Flexible vocabularies¶
Problem¶
Source systems may use many different classification schemes for their data. Getting data owners to harmonise the codelists and classifications they use, or to adopt common identifier schemes, can be very difficult - and may inhibit adoption of a standard.
Solution¶
Rather than just having a field for classification values, split this into at least:
vocabulary
orscheme
- the list/codelist/scheme from which identifiers or classifications are drawn;code
orid
- the actual value from the specified list
Provide a codelist of recognise vocabularies or schemes, and provide recommendations on the one to use where appropriate.
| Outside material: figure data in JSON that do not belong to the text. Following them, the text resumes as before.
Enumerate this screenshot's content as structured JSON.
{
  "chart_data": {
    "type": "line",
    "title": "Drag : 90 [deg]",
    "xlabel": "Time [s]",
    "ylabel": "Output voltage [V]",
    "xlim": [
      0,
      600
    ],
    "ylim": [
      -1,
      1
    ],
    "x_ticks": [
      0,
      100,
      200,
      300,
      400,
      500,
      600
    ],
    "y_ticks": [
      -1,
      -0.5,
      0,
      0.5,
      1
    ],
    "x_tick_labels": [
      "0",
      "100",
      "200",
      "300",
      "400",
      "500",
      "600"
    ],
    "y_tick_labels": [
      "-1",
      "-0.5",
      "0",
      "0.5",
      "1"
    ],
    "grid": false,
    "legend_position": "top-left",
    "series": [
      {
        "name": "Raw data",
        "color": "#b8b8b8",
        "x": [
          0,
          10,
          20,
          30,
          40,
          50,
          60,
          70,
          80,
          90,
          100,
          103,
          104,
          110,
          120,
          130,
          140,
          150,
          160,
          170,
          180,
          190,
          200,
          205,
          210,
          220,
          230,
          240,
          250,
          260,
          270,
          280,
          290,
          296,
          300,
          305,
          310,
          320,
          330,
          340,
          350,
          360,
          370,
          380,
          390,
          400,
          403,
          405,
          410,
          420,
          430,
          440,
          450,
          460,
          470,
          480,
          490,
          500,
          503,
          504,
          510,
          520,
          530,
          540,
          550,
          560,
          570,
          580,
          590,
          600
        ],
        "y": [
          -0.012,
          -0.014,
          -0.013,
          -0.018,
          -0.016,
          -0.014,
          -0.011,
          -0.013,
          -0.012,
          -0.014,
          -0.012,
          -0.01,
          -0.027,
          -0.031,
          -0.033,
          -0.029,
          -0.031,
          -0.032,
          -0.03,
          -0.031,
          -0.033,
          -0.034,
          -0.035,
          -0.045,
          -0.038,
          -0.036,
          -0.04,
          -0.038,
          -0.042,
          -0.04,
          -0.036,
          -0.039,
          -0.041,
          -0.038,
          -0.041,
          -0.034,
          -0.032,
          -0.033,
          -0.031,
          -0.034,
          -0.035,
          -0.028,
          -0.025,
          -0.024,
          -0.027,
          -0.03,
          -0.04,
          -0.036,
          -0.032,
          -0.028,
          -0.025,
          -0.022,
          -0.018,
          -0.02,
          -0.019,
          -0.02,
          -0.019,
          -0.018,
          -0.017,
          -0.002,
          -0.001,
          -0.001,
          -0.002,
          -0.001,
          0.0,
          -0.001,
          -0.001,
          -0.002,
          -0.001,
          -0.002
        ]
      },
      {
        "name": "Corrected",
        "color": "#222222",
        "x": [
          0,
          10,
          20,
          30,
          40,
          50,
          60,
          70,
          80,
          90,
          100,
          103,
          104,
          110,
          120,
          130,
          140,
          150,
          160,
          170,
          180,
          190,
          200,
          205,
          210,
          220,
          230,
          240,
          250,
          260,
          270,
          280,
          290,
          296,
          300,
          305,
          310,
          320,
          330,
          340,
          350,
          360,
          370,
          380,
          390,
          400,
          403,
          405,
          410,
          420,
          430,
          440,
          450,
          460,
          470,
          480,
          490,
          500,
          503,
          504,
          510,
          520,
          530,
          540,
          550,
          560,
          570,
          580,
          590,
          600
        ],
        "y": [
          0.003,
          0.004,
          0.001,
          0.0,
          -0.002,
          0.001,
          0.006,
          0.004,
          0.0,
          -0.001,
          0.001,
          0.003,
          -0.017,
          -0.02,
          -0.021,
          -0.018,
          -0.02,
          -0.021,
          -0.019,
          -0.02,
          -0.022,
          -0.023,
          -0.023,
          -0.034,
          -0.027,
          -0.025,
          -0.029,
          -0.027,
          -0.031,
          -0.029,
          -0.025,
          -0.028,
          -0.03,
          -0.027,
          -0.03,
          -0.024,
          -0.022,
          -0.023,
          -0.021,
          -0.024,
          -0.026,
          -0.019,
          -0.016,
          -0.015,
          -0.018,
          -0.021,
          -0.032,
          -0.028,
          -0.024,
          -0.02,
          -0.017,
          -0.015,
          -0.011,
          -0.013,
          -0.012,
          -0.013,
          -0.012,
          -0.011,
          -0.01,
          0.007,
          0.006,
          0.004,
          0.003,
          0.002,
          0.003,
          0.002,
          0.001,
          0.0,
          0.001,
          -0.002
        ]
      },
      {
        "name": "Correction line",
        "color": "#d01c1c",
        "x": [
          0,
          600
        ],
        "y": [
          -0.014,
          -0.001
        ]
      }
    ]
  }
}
Where mappings are available between vocabularies and schemes, make users aware of this.
Example¶
org-id.guide provides a list of scheme
values for identifying organisations. For example, the following identifier block is recommended by org-id.guide to represent a UK company number.
{
"scheme": "GB-COH",
"id": "09506232
}
An alternative pattern, that org-id.guide recognises, is concatenation of scheme and identifier, such that the above company number could also be represented as 'GB-COH-09506232'.
Packaging¶
Problem¶
When data is exchanged users may need to know about the source, the version of schema being used and the license data is under.
Solution¶
Provide a packaging schema, in which an array of the schema's top objects can be nested.
Method¶
A separate packaging schema can use recognised meta-data keywords. The package provides meta-data about the data, rather than describing the entities that the schema represents.
A package schema can use the JSON schema $ref
element to point to the main schema of the standard.
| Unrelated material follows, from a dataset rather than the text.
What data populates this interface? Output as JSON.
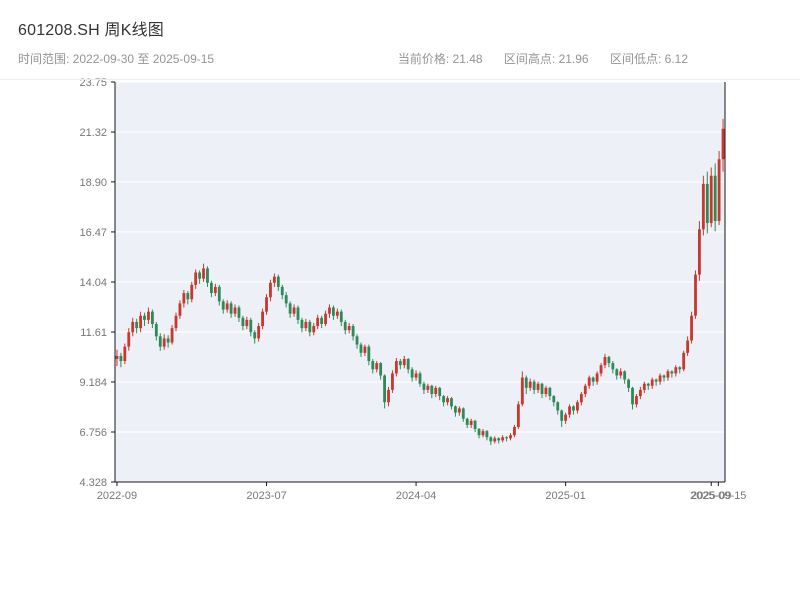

In some cases, meta-data may need to be embedded within each top object, particularly in cases where data from multiple sources it to be merged together.
Immutability¶
Problem¶
Users may want to understand how data has changed over time. Source systems may or may not provide a full change-log.
Solution¶
The normative guidance of a standard may specify immutability. Any top-object with a given id
, once created, should not change. The id
value should be incremented whenever the object changes.
Merging¶
Problem¶
When data about the same entity is produced from different systems, and at different times, and the immutability pattern is used, it can be tricky to get a full picture of the current state of an entity.
Solution¶
Merging together data in sequential order (oldest first) can create an object that reflects the latest state of the entity represented.
Method¶
To be documented.
Example¶
The OCDS releases and records model makes use of merging.
Extensibility¶
Problem¶
Source systems may contain data not covered by the standard, leading to under-publication of valuable information.
A group of users may have a need for additional fields not specified by the standard.
Solution¶
An extension mechanism can allow data owners and data users to declare and document additional fields that they publish or would like to see published.
Method¶
Extensions can be represented using a JSON Merge Patch.
An extension registry can help data owners and users to discover relevant extensions.
When extensions are declared in packaging meta-data, validators and other tools can check data against them.
Example¶
The OCDS Extension Template and extensions registry document a technical approach to extensions.